Il record dell’ora di Jens Voigt

Il record dell’ora di Jens Voigt
19 Settembre 2014 ore 12:46

Quando Jens aveva dieci anni, c’era ancora il Muro a dividere le nostre vite. In Polonia stava per salire al potere Jaruzelski. In Cambogia c’era Pol Pot e la Germania in realtà erano due. Anche dopo, quando hanno buttato giù il Muro, la vita di Jens Voigt è rimasta a Est di Berlino, città che non ha mai abbandonato. A Le Monde, qualche giorno fa, ha confessato di rimpiangere quel sistema politico in cui «le imposte servivano per equilibrare le differenze. E non c’erano tante gelosie, il giardiniere e il professore guadagnavano lo stesso salario». Jens è di un’altra generazione, forse più ostinata e sincera della nuova, e infatti a 43 anni è tornato in pista e ha frantumato il record dell’ora. Lo ha fatto a Grenchen, in Svizzera, sessanta minuti di pedalate costanti, veloci, senza mai una pausa. Alla fine ha coperto 51.115 metri, e quella è la lunga strada che Jens ha percorso per entrare nella storia.

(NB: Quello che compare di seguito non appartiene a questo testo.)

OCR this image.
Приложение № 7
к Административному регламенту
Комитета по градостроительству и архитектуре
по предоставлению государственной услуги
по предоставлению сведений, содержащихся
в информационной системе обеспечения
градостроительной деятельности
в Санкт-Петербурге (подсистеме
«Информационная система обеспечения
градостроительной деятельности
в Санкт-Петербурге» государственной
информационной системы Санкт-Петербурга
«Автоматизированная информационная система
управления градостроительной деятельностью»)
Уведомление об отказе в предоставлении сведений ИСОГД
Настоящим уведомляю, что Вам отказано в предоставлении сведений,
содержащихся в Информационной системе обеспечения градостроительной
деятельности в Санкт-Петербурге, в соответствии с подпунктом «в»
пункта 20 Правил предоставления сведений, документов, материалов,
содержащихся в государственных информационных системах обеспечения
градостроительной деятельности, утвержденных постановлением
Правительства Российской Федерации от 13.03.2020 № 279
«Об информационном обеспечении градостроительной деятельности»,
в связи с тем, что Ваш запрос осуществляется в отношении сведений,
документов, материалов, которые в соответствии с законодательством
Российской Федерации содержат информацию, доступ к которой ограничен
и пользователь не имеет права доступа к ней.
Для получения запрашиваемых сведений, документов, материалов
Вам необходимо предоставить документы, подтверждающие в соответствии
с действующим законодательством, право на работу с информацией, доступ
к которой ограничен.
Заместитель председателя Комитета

A infrangere questo record ci hanno provato in tanti. Quando in Italia c’era ancora la guerra, Fausto Coppi e Vito Ortelli si sfidavano al Motovelodromo di Torino o al Vigorelli, e il secondo riusciva quasi sempre ad andare più veloce del primo, anche se poi era stato Coppi a stabilire un nuovo record. Dopo lo avevano fatto anche Baldini, Anquetil, Ritter, Merckx. Negli anni Novanta Moser l’aveva battuto due volte, ma a un certo punto, nel 2000, la federazione ciclistica si era accorta che le bici stavano diventando troppo veloci, la tecnologia va sempre troppo in fretta, bisognava fermarla e stabilire che il record dell’ora andava fatto solo su una bici tradizionale. Così hanno tirato una bella riga e hanno deciso di tenere solo i record precedenti al ’72, l’anno di Merckx, ma dopo non sono stati in molti a riuscire nell’impresa. Proprio nel 2000 lo aveva migliorato Chris Boardman mentre nel 2005 era stato il ceco Sosenka a farne uno nuovo. Fino a giovedì, naturalmente.

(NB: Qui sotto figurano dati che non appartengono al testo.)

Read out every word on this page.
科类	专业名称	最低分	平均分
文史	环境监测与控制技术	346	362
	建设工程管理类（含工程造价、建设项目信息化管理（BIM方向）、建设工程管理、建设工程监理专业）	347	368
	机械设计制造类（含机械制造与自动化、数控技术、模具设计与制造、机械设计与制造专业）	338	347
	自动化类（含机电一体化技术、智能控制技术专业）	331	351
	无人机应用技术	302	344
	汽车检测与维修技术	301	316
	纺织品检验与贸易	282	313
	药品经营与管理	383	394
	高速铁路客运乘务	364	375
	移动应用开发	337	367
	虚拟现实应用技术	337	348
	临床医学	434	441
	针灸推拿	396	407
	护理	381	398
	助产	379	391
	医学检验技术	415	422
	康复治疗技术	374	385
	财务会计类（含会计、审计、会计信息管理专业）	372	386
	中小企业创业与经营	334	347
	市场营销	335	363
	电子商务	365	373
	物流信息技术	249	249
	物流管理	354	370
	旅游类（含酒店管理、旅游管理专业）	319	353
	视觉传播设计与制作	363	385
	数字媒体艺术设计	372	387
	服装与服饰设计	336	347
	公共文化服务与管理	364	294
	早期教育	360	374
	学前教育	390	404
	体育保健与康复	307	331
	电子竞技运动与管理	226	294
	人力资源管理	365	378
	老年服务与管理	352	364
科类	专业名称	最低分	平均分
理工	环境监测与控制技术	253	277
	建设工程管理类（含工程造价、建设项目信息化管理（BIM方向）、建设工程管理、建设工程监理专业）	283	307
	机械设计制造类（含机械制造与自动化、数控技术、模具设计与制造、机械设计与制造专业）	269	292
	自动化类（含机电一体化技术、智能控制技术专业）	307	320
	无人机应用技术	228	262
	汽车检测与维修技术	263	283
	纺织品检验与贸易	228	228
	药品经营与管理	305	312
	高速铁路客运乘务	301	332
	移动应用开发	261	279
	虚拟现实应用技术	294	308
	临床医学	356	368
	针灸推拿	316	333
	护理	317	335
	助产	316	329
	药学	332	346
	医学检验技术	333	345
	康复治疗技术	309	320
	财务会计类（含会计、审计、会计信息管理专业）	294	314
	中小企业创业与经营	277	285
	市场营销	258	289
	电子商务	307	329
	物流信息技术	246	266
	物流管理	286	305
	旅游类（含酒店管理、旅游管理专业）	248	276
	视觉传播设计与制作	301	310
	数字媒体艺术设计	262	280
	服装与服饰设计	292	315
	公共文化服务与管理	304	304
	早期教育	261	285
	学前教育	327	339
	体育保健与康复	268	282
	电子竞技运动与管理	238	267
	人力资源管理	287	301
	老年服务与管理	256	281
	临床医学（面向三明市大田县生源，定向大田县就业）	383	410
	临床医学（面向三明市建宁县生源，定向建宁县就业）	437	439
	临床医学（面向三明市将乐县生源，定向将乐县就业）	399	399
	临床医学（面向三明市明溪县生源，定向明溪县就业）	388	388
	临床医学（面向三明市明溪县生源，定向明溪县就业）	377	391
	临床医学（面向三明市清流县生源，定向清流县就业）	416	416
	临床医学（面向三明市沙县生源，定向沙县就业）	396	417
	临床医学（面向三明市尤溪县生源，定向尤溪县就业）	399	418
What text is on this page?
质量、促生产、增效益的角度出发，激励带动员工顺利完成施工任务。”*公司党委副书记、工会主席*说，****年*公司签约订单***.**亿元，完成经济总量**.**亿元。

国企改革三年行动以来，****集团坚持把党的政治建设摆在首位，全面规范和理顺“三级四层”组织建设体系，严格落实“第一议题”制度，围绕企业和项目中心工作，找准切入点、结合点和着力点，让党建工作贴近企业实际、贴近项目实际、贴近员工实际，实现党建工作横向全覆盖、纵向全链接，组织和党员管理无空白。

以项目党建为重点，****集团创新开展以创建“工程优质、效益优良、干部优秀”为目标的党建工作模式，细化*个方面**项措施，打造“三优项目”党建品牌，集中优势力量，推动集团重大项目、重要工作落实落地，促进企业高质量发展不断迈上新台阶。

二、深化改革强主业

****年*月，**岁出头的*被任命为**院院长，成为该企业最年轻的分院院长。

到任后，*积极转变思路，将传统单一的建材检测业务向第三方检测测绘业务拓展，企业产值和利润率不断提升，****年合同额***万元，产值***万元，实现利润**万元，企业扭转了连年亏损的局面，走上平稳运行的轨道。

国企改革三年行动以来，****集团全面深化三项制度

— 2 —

Voigt si è presentato in pista magro che sembrava a digiuno da mesi. Non si era fatto la barba, forse da due giorni, forse tre, e dentro agli occhi brillava quella luce che in pochissimi hanno. Quando si è messo a pedalare tutto questo è sembrato non avere senso. Voigt è diventato presto un’unica essenza con la sua bicicletta. Non c’è stato nemmeno il tempo di pensare a quando, da ragazzo, aveva lasciato casa per andare alla Scuola dello Sport di Berlino, o quando aveva vinto la leggendaria corsa della Pace, che all’epoca, nel patto di Varsavia, era importante come un Tour e un Giro messi assieme. Lì Voigt non era ancora un professionista. Lo è diventato nel ’97, ma il Muro lo avevano già tirato giù. Ricordi di un tempo lontanissimo, a cui Jens ha pensato dopo. In pista si è messo a fare i 50 chilometri orari, e poi l’acido lattico è arrivato in un attimo. Quando è sceso dal sellino ha detto: «Quando durerà questo record? Che importa, non mi faccio illusioni. Era un regalo per i miei fan e per raccontare qualcosa ai miei nipoti quando avrò settantacinque anni». Ma in verità è molto più di così. Voigt ha corso contro Boardman, Indurain e Sosenka, ma anche contro Cancellara e la sua generazione. «Mi piace l’idea di essere un punto tra queste due epoche di specialisti e aprire la strada per qualcuno». Perché quando un muro viene giù, dopo si aprono sempre nuove possibilità.